昇進・昇格を目指す上り坂の働き方はわかっていても、上手な下り方は誰も教えない。筆者の考える上手な下山とは、以下のような一連の流れのことだ。

*時期がきたら、現実の職位や肩書きを返上し未練を残さず、新たな役割を前向きに受け入れる

*新たな仕事に就いたら、経験や能力の強みを活かせる限りは活かし、不足は素直に学びなおす

*下山中、自己を活かせる場があることを感謝し、出向や応援仕事など“途中の寄り道”も楽しみながら麓に下りていく

*下山ではあるが、山を極めた自分の歩みに充実感を感じながら、65歳までのセカンドキャリアの10年前後を「職業人生の統合期・完成期」と捉え、生涯自分を活かすプロフェッショナルな専門領域とパーソナルスキルを作る

*在社中は貢献意欲と役立ち感を失わず、退社=下山後はまた新たに登る丘を探し70歳位まで元気に頑張る――こころの内は、下山ではなく「坂の上の坂」を歩み続ける気持ちだろう

“下山過程”でも給与以上の働きは当たり前
上手な下山プランを実践できた営業部長

 シニアの蓄積した経験と能力、人脈は下山の過程でも、なお十分活用することができるし、下山過程であっても給与以上の働きをしてもらわなくては、あまりにもったいない。
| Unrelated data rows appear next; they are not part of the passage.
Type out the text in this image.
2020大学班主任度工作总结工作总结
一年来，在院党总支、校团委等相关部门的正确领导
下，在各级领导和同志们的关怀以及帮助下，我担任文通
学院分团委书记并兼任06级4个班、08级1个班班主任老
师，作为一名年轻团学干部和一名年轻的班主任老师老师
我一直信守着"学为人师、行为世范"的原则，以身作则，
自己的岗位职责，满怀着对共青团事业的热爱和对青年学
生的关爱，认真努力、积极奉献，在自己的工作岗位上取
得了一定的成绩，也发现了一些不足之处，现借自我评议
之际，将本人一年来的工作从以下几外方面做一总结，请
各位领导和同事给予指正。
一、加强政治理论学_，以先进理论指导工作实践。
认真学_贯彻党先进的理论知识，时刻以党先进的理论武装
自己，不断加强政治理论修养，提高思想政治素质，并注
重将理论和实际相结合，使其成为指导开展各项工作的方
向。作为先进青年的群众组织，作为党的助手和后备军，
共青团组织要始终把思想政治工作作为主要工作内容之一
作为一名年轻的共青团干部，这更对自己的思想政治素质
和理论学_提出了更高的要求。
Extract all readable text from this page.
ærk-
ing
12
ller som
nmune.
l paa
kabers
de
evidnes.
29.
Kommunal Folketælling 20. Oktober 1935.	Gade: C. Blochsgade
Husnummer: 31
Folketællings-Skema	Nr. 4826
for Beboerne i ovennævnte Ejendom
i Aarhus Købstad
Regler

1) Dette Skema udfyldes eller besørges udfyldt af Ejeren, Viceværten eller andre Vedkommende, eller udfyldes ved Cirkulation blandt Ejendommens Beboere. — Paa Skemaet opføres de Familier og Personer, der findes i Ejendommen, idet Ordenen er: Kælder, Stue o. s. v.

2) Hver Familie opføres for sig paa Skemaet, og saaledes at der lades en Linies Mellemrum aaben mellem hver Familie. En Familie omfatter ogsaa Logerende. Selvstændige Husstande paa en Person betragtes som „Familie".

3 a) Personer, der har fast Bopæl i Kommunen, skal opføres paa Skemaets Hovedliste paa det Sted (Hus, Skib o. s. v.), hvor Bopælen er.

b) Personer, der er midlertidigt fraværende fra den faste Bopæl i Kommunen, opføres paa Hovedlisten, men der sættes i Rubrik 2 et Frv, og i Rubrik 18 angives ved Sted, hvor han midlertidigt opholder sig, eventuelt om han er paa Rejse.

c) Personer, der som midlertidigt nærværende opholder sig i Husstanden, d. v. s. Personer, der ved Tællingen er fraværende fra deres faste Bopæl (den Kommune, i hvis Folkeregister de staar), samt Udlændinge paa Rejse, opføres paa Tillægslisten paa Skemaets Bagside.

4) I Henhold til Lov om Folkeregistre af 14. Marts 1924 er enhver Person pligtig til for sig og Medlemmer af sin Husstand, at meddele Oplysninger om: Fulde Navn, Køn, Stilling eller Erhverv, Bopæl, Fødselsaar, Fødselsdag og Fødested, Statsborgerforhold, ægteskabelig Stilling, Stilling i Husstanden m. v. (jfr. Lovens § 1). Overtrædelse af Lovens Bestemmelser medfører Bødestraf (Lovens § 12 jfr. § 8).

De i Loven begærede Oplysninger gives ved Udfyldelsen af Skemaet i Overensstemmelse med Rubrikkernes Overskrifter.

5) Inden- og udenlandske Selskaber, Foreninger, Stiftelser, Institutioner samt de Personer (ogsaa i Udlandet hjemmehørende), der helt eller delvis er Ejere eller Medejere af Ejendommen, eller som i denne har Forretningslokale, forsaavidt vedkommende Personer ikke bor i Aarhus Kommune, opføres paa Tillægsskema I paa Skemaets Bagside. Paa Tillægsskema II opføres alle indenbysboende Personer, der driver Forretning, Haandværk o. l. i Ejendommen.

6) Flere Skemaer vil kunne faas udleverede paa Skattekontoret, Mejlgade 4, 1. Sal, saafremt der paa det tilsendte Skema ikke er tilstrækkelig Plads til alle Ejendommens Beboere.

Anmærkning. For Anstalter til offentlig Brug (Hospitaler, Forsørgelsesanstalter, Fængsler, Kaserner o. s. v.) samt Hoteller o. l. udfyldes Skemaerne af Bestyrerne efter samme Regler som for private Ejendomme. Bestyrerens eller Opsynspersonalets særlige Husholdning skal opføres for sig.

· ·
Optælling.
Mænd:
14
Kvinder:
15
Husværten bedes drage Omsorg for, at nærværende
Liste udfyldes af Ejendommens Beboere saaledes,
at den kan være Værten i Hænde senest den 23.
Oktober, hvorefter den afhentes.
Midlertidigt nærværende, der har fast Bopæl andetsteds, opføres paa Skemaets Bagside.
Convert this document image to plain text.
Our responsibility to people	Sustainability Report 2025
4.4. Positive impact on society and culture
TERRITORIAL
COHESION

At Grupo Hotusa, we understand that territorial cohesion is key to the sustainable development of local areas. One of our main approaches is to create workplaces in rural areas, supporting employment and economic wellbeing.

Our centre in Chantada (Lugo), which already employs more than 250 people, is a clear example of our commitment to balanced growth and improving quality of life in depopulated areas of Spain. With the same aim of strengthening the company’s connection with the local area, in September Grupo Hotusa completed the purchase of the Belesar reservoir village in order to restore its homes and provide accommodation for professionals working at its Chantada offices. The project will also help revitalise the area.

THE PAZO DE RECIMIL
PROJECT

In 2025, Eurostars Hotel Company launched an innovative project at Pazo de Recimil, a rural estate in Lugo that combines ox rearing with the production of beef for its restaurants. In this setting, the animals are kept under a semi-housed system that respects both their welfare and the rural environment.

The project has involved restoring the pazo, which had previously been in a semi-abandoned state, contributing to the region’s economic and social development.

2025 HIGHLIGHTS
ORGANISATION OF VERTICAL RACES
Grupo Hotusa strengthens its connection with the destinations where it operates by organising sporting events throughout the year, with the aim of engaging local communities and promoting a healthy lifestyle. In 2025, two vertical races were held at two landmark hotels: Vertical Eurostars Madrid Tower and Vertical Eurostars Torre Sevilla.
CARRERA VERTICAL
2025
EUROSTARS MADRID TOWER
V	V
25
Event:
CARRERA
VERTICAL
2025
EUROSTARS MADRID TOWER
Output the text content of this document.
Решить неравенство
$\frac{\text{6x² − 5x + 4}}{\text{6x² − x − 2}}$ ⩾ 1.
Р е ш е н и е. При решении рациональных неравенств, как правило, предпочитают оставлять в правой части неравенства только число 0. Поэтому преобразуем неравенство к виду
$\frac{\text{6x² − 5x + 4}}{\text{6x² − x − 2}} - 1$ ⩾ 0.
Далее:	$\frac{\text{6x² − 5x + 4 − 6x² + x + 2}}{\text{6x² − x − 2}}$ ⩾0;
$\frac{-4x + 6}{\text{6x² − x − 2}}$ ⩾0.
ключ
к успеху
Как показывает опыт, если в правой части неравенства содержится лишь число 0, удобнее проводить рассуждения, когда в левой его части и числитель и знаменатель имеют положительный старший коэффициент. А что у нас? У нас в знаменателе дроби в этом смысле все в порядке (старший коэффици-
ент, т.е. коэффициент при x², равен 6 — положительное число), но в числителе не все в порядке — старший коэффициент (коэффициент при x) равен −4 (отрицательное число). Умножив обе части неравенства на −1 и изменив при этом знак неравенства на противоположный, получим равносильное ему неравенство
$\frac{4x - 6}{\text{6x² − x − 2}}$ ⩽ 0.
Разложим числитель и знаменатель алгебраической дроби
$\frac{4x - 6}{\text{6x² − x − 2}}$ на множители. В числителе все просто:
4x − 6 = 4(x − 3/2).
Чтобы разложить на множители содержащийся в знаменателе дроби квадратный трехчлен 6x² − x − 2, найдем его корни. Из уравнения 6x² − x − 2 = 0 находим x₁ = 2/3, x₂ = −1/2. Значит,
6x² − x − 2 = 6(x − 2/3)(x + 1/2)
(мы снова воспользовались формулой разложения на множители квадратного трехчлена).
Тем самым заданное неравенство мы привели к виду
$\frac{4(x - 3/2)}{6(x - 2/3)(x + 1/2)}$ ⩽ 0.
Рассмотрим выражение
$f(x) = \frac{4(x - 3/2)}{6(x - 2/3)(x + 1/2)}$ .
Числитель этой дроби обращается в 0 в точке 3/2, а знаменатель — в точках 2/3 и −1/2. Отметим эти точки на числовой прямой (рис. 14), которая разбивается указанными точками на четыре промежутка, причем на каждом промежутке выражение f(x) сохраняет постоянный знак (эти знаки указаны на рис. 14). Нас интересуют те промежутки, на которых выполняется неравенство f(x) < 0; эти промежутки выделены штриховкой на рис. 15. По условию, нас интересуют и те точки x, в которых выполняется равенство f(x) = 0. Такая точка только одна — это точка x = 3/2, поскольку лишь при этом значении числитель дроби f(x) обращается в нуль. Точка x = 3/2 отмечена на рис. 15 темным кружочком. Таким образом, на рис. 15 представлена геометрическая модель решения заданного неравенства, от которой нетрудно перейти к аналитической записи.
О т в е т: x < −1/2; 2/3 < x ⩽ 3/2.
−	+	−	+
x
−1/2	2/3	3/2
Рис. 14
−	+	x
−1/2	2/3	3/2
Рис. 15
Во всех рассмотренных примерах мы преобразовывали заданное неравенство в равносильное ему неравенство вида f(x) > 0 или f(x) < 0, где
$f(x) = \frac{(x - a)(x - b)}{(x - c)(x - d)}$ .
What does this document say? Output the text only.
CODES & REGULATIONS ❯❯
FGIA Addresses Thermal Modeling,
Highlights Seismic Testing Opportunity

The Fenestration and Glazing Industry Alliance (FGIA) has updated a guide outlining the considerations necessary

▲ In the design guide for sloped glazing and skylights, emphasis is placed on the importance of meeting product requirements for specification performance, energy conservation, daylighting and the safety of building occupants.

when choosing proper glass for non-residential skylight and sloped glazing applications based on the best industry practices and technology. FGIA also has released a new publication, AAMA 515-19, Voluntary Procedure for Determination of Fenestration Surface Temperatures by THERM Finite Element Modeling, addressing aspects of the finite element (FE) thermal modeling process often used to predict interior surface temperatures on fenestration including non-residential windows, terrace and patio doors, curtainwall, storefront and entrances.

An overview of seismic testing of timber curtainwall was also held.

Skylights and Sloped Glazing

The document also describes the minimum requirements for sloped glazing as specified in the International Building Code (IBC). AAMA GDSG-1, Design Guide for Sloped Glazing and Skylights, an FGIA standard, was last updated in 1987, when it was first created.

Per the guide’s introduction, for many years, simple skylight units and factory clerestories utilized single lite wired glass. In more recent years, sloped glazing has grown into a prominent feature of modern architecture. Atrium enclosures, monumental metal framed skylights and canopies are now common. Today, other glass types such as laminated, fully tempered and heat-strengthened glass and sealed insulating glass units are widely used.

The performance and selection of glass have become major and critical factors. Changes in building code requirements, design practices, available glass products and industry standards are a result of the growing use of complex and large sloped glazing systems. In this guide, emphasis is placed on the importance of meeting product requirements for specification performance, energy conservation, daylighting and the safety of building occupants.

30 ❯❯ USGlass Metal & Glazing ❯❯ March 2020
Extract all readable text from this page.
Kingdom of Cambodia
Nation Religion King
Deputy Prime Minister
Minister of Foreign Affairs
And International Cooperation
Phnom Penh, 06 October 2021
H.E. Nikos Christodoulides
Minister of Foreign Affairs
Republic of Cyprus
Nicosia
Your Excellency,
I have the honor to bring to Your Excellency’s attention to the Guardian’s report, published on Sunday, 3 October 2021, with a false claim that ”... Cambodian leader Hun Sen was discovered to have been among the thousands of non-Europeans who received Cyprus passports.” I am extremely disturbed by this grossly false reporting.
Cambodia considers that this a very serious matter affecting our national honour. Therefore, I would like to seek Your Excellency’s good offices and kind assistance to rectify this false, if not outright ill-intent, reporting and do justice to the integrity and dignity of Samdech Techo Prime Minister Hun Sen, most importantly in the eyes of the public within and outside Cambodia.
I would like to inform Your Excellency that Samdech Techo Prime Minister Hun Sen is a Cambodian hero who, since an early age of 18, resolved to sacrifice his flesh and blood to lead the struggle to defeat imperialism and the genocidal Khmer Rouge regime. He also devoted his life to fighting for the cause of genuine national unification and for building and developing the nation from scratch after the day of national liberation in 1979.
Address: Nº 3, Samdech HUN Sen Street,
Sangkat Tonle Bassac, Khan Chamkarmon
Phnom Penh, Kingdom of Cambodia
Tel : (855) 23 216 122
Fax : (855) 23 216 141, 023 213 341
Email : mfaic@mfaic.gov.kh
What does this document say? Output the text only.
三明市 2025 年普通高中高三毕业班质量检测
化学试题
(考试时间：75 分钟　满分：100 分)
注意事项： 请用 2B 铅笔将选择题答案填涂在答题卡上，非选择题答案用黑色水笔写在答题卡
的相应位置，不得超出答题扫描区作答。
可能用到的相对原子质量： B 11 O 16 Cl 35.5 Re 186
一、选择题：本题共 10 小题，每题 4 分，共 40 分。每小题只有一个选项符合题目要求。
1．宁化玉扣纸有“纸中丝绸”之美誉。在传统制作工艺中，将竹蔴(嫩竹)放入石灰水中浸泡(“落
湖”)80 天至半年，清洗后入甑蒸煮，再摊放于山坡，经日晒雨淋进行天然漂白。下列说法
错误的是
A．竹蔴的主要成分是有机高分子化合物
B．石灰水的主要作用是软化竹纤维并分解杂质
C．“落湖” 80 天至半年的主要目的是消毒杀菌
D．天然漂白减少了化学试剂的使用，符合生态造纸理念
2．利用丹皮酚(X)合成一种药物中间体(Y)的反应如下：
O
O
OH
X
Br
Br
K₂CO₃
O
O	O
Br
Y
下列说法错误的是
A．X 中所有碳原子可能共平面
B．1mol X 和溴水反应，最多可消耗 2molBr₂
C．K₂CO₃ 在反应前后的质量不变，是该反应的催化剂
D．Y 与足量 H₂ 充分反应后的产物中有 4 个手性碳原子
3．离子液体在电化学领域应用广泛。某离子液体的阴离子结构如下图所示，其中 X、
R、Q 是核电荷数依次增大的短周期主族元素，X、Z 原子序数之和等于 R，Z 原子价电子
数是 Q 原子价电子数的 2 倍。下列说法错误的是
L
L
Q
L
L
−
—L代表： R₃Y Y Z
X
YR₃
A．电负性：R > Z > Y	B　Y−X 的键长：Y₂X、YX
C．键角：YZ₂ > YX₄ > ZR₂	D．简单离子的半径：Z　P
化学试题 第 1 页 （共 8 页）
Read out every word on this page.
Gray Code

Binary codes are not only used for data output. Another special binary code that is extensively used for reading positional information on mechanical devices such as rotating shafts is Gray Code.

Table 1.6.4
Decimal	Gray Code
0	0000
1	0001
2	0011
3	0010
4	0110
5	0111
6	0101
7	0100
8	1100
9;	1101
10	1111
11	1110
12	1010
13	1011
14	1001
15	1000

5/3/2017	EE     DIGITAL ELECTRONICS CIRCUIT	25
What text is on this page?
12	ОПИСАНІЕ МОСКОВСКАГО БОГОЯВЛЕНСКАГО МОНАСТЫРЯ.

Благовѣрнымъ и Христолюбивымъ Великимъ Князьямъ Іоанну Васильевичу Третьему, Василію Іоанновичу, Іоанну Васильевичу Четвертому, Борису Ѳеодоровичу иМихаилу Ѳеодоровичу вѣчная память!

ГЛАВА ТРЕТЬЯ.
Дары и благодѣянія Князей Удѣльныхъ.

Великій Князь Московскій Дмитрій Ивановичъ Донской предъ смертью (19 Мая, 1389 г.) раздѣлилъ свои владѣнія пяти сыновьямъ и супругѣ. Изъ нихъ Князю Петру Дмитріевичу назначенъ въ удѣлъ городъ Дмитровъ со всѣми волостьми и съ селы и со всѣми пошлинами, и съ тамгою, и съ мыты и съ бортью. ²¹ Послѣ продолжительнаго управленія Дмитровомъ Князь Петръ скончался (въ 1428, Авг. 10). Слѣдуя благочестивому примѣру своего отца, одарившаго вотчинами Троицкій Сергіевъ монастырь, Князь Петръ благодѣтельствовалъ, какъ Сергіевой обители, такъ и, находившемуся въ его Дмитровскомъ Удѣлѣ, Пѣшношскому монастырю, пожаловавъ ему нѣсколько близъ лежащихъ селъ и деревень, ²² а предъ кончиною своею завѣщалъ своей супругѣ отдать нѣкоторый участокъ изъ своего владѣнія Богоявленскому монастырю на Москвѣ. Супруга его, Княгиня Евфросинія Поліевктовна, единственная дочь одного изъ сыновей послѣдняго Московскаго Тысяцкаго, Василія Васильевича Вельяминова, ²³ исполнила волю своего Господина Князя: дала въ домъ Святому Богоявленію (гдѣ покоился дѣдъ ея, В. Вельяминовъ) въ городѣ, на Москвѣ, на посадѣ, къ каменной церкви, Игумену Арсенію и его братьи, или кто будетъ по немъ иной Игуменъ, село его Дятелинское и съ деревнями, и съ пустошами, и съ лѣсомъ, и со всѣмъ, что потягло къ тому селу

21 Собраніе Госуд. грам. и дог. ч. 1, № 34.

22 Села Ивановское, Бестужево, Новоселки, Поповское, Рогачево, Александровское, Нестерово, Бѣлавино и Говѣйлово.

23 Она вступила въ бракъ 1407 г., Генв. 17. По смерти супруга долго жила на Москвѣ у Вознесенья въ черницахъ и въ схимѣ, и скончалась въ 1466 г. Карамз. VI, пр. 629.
企業としては、下山のステージごとの活用方針や役割付与と同時に、シニア個人に対して、様々な下山のステージでも自己の役割に意義を見出し、最後まで貢献させたいものだ。

 企業貢献を忘れない上手な下山のさせ方の一例として、ある大手IT系販売会社の営業部長のケースを紹介しておこう。

(1)下山の予告:役定・定年の2年前55歳の研修時に、制度適用とその後の役割・仕事・働き方の変化とその対応の仕方などキャリアデザインに関することと、退職金・年金の案内をし、75歳位までのライフプランを作成させた。研修後、上司と、肩書返上後の役割と働き方への期待など今後の上手な下山プランが話し合われた。

(2)下山のステージと仕事想定:一貫して過去の営業経験が生かせる仕事に就けた。

 1)役定後57歳から定年までの3年=経験・スキル・人脈を活かして営業。スキルは多少の補強をしながら、現場人材として即戦力活用できる仕事に就かせることを想定した。

 *部長職から部付き担当部長として、3年間、特定大口取引先を担当。年収は部長職時の75%・700万程度に。人脈を活かした営業で期待レベル以上の成果をあげた。

 2)定年から再雇用前半63歳くらいまでの3年間=おなじ仕事で期待の程度をやや下げた目標で引き続き働いてもらった。

 *担当部長からお客様担当に。仕事の成果目標は3割程度低めで設定。年収は退職時の60%・400万相当に。目標にこだわり予算は達成、若手の同行も喜んで実践。

 3)再雇用後半63歳から65歳までの2年間=体力的に少ししんどさを訴えてきたので、仕事はフォロー営業専門担当として、週3日勤務で働いてもらうようにした。

 *仕事は既存顧客中心のフォロー。仕事の量は4割程度低めで設定。年収も前時期フルタイムの60%・250万円程度に。きめ細かな訪問で顧客との関係維持ができた。